By 2019, the Philippine government had begun considering reopening a resident mission in Sweden owing to deepening relations between the two countries, and Foreign Affairs Secretary Teodoro Locsin Jr. announced that the Philippine Embassy in Stockholm would reopen, part of an expansion of the country's diplomatic presence under Aquino's successor, Rodrigo Duterte. Later that year, a landing team arrived to set up the new embassy, and on May 15, 2020, the embassy was reopened to the public, four years after Sweden reopened its embassy in Manila. The embassy's reopening, however, was overshadowed by Belfrage's death the month before due to COVID-19 amidst a pandemic of the disease.

After initially operating from temporary offices along Olof Palme Street in central Stockholm, the embassy moved to a new, permanent chancery on the island of Lidingö on November 1, 2020. With the reopening of the Philippine Embassy in Helsinki, the Embassy’s lost jurisdiction over Finland. In 2025, the jurisdicition over Latvia was transferred from the Embassy of the Philippines in Warsaw to the Embassy of the Philippines in Sweden, with Ambassador Patrick A. Chuasoto presenting his Letters of Credence to Latvian President Edgars Rinkēvičs on 19 September 2025.

==Staff and activities==
The Philippine Embassy in Stockholm is headed by Ambassador Patrick A. Chuasoto, who was appointed to the position by President Bongbong Marcos on November 16, 2024. Prior to his appointment as ambassador, Chuasoto, a career diplomat, was Assistant Secretary for Policy Planning in the Department of Foreign Affairs and prior to that served as Chargé d'Affaires/Deputy Chief of Mission at the Philippine Embassy in Washington, D.C. His appointment was confirmed by the Commission on Appointments on February 4, 2025, and he presented his credentials to King Carl XVI Gustaf on April 29, 2025.

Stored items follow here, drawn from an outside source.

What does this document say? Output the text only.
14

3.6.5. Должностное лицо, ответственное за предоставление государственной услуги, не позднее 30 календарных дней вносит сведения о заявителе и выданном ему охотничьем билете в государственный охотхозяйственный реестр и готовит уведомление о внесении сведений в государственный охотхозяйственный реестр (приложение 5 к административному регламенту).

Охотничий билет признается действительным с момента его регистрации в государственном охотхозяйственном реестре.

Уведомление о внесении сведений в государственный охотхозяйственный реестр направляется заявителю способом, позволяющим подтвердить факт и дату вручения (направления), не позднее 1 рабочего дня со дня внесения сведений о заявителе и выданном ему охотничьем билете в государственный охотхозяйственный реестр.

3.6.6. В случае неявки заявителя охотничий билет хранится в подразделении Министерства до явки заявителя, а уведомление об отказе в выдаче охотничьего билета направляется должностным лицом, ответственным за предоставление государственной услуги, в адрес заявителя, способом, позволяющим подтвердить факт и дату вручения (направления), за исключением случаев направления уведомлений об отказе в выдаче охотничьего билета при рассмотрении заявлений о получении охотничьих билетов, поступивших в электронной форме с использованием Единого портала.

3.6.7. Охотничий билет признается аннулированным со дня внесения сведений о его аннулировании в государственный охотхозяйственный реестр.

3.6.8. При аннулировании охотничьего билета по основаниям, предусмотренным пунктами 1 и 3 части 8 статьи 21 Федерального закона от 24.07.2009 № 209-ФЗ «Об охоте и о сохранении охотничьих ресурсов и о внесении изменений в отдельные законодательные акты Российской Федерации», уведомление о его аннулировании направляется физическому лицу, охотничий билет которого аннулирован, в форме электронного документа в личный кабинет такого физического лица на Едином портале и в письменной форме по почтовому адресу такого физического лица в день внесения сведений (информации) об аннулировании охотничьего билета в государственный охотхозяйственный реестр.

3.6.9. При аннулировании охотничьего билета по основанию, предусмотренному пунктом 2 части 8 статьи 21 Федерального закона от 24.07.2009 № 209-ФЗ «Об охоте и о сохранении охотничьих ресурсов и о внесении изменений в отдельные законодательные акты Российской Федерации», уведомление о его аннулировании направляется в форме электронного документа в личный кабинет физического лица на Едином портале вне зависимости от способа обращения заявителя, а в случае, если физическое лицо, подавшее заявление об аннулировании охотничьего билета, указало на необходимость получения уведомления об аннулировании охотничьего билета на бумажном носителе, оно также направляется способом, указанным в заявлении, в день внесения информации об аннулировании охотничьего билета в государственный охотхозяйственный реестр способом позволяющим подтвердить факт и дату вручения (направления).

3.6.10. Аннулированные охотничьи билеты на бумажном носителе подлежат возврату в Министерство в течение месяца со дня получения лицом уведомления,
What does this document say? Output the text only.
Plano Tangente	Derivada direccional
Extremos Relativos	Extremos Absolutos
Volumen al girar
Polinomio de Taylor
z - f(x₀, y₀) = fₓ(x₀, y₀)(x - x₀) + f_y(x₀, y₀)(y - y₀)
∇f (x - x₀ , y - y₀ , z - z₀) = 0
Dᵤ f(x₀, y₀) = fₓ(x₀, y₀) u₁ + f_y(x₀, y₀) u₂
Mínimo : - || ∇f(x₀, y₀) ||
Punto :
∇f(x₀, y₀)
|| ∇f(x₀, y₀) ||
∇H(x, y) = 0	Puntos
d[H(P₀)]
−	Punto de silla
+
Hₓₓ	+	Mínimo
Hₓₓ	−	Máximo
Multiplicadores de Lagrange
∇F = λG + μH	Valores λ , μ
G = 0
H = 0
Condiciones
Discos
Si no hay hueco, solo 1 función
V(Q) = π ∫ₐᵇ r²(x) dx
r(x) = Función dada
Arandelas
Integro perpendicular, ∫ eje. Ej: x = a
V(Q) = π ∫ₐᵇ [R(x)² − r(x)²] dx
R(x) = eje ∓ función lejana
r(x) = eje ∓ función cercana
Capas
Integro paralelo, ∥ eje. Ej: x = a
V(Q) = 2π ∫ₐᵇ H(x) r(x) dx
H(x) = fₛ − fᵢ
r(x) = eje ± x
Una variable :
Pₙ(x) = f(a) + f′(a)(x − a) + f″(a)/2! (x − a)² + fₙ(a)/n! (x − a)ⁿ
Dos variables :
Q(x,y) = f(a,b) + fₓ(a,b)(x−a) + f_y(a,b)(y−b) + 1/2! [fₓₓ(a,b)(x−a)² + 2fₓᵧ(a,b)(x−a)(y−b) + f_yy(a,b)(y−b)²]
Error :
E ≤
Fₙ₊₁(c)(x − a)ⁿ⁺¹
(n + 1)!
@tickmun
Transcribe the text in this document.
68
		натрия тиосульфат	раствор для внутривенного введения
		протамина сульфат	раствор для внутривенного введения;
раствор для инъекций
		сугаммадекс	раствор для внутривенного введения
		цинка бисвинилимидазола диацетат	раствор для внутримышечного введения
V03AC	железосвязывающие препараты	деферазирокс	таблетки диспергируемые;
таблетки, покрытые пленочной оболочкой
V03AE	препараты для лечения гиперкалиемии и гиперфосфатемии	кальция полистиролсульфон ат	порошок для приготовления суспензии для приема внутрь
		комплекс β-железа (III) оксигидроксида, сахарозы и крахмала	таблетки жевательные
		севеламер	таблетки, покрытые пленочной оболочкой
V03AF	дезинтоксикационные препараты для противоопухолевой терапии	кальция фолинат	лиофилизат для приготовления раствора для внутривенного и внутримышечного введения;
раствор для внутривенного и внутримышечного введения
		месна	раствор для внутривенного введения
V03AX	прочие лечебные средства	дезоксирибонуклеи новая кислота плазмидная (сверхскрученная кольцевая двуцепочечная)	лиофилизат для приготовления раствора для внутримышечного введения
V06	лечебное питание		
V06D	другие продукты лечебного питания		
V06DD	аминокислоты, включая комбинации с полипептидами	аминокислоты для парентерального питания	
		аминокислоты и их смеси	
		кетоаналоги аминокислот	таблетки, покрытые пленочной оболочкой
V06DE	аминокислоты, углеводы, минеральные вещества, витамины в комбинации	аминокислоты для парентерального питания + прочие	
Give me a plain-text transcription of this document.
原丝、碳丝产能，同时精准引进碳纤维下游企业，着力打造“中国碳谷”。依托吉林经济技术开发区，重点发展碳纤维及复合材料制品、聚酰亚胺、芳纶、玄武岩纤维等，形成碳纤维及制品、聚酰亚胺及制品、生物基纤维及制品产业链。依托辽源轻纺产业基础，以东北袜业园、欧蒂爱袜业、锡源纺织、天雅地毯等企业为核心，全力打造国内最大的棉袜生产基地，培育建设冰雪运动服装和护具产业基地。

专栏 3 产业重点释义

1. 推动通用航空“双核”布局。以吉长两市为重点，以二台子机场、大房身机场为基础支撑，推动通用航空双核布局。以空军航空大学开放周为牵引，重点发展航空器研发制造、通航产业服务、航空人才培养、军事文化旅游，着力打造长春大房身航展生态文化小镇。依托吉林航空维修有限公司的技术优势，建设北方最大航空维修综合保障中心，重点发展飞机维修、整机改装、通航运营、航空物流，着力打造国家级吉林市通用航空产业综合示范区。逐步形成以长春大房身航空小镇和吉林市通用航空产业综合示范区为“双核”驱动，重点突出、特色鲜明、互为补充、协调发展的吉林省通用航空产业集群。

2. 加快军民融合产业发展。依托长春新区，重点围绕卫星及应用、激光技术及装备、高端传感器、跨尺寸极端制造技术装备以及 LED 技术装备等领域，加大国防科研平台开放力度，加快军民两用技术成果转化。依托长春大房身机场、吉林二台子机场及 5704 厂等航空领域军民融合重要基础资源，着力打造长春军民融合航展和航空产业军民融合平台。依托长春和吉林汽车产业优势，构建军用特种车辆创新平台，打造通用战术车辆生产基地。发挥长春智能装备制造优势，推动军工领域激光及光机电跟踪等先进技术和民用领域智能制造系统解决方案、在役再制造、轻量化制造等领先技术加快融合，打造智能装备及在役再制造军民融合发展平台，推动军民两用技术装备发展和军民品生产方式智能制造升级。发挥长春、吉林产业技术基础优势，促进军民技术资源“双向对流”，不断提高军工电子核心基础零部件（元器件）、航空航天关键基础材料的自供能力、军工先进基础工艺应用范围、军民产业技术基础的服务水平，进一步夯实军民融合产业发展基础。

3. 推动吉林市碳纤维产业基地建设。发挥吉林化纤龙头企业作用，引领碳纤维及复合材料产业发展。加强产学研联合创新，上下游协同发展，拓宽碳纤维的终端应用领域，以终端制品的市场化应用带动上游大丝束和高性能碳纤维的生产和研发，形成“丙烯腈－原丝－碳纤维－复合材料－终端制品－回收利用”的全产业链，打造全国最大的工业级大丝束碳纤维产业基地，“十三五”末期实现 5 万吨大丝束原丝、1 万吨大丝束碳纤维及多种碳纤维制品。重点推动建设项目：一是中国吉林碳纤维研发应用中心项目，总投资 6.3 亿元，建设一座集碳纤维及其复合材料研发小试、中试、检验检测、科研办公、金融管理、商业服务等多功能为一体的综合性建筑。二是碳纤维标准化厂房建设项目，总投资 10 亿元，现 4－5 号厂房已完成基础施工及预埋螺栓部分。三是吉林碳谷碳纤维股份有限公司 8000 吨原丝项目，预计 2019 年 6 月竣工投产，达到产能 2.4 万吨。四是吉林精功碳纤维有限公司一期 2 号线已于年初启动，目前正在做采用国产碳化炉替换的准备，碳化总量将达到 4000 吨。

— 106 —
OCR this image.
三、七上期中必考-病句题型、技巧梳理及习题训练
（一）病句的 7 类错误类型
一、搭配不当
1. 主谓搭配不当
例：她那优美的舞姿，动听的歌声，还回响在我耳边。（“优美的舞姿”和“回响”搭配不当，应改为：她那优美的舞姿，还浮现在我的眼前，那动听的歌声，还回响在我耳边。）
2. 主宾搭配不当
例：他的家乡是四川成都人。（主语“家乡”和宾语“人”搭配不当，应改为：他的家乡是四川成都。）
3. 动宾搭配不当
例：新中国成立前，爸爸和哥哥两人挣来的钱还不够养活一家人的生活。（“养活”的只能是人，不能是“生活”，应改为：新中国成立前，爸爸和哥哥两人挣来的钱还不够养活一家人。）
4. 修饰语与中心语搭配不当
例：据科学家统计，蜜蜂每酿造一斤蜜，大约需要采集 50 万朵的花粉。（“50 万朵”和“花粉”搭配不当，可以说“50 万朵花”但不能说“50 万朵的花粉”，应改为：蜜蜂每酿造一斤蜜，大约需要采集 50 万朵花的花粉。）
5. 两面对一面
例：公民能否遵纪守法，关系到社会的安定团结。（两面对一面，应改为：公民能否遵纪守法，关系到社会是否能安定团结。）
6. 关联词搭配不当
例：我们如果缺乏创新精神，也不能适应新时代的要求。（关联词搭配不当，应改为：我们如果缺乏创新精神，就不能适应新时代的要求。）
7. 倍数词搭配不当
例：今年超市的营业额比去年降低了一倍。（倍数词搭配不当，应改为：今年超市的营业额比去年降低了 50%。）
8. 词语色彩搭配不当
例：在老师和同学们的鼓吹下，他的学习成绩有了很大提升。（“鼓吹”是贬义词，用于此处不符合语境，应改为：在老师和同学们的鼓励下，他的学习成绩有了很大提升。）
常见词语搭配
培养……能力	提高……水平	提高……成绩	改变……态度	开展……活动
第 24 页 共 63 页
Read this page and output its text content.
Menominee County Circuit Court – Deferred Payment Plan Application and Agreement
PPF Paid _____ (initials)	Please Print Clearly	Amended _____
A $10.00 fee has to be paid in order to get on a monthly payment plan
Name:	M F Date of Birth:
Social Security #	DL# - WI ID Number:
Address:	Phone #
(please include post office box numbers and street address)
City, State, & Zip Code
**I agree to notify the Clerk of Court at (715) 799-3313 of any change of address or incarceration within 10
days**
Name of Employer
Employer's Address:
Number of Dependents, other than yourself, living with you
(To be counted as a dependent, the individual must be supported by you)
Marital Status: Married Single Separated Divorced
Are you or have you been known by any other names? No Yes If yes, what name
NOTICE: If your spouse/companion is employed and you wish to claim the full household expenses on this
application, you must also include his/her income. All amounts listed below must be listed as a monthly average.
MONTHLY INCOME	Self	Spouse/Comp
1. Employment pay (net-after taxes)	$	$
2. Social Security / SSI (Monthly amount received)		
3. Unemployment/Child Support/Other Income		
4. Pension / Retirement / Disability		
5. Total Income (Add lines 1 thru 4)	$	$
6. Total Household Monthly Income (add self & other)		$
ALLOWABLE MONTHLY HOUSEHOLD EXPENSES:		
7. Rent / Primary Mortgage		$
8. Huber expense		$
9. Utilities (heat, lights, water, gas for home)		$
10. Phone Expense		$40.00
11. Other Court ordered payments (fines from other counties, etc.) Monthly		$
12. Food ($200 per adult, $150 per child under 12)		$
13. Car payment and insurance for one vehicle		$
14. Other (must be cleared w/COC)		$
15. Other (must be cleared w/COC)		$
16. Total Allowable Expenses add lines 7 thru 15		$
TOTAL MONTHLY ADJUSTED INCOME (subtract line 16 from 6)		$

The embassy currently serves 30,000 Filipinos in Sweden and 300 Filipinos in Latvia. Passport renewals were initially still handled by the Philippine Embassy in Oslo, ostensibly due to delays in receiving passport issuing equipment due to the COVID-19 pandemic, although it was able to handle all other consular transactions. The embassy officially began accepting passport applications on August 24, 2020.